What's MCP-specific in the v0.4 / v0.4.1 wire: the gateway's Codec-Tokenizer-Map response header is the trust anchor the receiver compares the leaf payload's map_id against (mismatch → reject the result, KV-cache stays clean). codec-metamcp ships a pre-trained 16 KB MCP-shaped zstd dict by default and emits Codec-Zstd-Dict on every response so a Codec-aware client can decompress tools/list + tool-result bytes against it (~4.7× over JSON+gzip on real MCP traffic). v0.4.1 hardens the leaf reader with hash-validation before fetch (refuses a malformed mapHash instead of surfacing it later as "fetch failed") and lands dict-zstd interop across all 6 clients — the gateway can now safely rely on the wire-compression headers being honored uniformly.

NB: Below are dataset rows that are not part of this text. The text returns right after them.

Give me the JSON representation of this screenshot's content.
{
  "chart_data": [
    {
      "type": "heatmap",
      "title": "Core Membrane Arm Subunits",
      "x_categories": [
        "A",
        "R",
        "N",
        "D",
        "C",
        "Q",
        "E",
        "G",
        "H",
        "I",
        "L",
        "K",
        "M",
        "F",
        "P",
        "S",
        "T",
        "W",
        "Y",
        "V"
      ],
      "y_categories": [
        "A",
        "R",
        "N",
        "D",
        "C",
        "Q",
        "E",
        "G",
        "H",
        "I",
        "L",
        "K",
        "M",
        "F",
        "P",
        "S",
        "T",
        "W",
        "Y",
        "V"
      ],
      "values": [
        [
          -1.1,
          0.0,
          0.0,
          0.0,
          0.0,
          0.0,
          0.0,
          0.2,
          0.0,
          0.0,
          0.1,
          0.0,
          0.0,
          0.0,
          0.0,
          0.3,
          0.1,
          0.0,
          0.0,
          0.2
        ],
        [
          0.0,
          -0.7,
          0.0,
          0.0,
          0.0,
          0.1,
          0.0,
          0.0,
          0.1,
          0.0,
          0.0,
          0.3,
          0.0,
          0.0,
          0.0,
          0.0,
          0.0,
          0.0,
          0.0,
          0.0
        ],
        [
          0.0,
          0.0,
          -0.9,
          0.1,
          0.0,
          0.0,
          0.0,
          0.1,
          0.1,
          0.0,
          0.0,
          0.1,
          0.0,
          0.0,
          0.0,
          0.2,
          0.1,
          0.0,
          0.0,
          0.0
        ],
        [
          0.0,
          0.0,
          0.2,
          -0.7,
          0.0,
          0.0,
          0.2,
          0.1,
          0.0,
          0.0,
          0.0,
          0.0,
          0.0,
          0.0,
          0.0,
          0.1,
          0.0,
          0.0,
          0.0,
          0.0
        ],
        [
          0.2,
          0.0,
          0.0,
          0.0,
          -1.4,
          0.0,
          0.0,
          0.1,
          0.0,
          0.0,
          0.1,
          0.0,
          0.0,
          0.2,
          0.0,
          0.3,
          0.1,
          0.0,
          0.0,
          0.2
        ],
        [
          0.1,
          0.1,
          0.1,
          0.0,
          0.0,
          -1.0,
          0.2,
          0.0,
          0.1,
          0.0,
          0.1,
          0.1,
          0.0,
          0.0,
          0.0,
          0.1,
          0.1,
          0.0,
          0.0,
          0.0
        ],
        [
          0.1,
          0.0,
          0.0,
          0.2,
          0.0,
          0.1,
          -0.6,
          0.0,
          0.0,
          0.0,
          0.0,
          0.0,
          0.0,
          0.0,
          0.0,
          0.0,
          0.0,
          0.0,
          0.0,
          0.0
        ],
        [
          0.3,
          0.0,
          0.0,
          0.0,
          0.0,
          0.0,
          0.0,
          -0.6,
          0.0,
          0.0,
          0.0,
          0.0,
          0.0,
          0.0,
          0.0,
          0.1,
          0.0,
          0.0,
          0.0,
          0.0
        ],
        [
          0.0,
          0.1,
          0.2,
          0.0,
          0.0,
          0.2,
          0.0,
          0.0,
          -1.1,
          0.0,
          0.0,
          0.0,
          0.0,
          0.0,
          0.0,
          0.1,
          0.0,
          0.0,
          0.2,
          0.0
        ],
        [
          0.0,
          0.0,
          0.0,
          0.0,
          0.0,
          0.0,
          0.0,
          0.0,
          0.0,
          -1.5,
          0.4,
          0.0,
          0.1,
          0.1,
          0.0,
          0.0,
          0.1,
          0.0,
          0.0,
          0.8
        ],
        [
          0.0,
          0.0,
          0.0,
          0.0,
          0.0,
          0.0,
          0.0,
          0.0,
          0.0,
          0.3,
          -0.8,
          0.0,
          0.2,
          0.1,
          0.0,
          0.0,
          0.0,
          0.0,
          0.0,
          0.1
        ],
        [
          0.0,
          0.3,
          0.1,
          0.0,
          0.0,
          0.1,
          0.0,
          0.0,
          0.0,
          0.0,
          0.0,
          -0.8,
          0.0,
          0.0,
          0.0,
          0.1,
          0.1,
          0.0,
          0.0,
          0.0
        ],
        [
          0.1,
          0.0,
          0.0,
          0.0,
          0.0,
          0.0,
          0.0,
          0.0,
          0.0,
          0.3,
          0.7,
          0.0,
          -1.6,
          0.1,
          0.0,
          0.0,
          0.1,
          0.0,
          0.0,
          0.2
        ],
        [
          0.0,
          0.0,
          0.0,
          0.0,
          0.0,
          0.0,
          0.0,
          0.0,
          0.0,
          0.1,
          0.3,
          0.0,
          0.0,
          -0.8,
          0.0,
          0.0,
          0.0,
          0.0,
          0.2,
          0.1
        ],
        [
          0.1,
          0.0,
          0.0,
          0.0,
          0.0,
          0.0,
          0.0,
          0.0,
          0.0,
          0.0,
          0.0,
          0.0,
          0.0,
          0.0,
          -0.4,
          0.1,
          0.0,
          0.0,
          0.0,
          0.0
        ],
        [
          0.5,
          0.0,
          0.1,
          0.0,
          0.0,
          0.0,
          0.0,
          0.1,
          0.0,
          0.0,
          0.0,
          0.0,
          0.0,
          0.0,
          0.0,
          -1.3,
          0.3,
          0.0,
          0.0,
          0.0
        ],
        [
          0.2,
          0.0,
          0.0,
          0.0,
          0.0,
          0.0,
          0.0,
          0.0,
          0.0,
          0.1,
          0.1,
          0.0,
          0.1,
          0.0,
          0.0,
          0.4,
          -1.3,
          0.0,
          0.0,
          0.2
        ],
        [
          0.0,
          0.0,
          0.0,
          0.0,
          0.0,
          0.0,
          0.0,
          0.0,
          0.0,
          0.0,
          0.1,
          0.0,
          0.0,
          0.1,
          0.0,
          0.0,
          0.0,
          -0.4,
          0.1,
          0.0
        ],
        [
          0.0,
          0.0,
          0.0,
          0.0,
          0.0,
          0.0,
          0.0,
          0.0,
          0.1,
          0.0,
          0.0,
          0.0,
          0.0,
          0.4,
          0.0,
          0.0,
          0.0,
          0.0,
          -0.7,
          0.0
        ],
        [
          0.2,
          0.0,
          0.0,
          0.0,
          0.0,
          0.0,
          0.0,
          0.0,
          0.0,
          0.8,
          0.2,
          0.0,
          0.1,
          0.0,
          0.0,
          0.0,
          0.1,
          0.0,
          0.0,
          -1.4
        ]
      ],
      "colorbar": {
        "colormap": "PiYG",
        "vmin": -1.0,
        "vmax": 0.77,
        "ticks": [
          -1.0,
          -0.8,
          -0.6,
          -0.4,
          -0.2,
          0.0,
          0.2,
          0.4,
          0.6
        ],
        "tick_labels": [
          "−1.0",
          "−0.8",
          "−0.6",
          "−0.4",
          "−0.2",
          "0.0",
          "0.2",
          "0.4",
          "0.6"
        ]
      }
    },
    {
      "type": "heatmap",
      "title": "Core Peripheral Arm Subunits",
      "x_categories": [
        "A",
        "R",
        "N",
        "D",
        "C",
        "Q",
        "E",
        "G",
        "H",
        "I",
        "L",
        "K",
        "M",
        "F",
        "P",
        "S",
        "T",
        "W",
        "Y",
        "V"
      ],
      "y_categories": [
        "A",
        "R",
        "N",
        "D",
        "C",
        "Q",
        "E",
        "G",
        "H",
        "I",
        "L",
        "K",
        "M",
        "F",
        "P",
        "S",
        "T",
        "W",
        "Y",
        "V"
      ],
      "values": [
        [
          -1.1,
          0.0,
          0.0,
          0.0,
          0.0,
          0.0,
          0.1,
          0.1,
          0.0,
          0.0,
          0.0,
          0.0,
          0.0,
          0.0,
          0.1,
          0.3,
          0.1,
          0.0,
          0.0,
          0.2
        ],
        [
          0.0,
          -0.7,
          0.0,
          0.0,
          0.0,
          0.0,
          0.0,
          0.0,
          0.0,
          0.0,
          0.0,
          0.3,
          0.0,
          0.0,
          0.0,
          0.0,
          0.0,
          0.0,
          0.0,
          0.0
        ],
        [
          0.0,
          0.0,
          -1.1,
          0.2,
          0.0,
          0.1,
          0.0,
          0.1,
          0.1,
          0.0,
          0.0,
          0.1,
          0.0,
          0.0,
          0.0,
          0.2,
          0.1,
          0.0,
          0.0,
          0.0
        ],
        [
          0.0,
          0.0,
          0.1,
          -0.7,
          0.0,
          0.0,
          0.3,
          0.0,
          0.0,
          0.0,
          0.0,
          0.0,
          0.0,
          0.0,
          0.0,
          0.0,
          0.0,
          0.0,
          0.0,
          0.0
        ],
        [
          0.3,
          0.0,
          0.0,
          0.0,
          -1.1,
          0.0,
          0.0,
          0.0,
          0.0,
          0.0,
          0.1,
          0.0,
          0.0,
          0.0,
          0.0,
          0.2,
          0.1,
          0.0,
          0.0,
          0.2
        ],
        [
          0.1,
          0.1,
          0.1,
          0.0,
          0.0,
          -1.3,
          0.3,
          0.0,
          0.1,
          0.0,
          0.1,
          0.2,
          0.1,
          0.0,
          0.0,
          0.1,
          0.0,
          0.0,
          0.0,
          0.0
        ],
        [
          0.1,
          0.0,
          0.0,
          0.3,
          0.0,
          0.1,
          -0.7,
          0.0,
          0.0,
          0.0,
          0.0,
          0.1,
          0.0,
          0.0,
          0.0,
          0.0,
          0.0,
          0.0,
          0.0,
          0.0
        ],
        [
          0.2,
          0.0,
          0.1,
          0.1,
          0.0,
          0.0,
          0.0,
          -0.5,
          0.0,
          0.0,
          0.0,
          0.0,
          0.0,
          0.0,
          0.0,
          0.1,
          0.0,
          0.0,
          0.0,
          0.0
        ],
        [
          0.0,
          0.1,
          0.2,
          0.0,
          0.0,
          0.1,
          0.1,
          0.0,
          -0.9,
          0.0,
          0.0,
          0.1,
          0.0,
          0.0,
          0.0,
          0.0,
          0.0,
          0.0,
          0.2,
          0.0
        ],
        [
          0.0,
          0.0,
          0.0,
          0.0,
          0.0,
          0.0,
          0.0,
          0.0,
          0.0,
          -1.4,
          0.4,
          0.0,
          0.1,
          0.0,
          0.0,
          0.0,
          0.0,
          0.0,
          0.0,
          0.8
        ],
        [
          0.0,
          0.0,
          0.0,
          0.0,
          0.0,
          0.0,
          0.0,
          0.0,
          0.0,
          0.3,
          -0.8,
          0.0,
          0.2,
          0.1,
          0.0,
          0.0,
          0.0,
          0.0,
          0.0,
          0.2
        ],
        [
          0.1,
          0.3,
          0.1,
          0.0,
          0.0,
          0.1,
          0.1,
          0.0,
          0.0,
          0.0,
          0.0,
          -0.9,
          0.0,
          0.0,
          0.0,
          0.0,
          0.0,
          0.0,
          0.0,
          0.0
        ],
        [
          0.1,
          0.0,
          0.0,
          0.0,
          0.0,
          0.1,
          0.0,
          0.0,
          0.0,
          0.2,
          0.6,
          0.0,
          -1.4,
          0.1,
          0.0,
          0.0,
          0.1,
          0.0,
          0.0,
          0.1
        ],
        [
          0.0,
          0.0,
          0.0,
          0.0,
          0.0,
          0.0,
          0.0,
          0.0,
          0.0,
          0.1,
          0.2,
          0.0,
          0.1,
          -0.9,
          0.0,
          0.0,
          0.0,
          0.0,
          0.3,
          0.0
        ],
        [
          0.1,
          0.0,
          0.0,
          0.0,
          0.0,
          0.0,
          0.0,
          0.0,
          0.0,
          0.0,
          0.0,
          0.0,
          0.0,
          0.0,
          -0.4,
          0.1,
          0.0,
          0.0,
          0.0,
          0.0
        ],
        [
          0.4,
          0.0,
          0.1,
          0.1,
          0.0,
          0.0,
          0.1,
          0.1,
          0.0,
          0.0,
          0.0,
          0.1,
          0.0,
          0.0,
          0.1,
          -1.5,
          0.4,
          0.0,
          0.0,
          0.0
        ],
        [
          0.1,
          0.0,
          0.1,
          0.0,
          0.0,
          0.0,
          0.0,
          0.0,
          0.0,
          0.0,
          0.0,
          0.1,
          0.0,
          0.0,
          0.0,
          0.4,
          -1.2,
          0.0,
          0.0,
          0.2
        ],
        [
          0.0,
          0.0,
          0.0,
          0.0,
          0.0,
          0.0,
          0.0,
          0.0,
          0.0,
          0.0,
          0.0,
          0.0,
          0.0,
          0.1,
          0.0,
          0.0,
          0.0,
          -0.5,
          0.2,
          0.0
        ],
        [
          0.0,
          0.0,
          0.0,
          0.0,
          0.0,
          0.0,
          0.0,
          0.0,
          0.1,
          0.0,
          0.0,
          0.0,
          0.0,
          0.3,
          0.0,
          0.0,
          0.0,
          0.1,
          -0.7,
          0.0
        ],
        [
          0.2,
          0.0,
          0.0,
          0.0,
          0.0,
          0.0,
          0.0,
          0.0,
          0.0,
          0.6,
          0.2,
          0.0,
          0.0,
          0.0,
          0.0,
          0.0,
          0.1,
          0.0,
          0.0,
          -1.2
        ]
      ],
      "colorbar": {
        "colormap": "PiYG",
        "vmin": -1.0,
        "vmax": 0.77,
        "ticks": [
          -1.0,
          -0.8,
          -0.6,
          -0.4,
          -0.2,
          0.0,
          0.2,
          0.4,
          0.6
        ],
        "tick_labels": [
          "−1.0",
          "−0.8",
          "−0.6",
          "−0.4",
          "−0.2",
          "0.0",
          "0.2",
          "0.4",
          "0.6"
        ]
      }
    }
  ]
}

The generic v0.4 header floor above (capability / 426, compression negotiation, safety-policy enforcement) applies to MCP traffic the same way it applies to text-tokens and latents — not repeated here.

Two SDKs, two scopes for the tool-author side: codec-leaf wraps existing MCP servers (adds the _meta['ai.codec/leaf-tokenization'] payload on results); codec-tool-kit is the SDK for authoring net-new Codec-native tools as independently-hosted bolt-ons (manifest + build-time precache + runtime hashtable-lookup, gateway stays a pure token router). Both are valid; complementary in real deployments.

See codec-metamcp, codec-leaf, codec-tool-kit, @codecai/mcp-leaf, @codecai/tool-kit, codec-time-leaf reference image.

Latents (v0.3)

Image and video diffusion models stream VAE latents instead of decoded pixels. Wire shape: one LatentStreamHeader followed by one or N LatentFrames per the negotiated pipeline (one of seven: raw, int8, int4, int8-adaptive, int4-adaptive, delta+int8, delta+int4). The client runs vae_decode locally; pixels never touch the wire.

See codec-comfyui, codec-diffusers, PIPELINES.md.

Safety policies (v0.4)

A sixth HELLO/READY capability axis. Clients announce accept_safety_policies on HELLO; servers respond on READY with safety_policy_id + safety_policy_hash. The hash anchors to a sanitized descriptor served at /.well-known/codec/policies/<id>.json (and the content-addressed /sha256/<hex>.json sibling), which publishes the shape of enforcement (categories, action types, classifier family) but never operator-internal banned-token lists, regex patterns, or classifier thresholds. finish_reason: "policy_violation" surfaces when a server-side action fires. Non-breaking against v0.3 — older clients ignore the new optional fields and continue working.

See spec/versions/v0.4.md, @codecai/web-safety (browser-side prefilter + classifier registry), and codec-supervisor (server-side enforcement + admin app).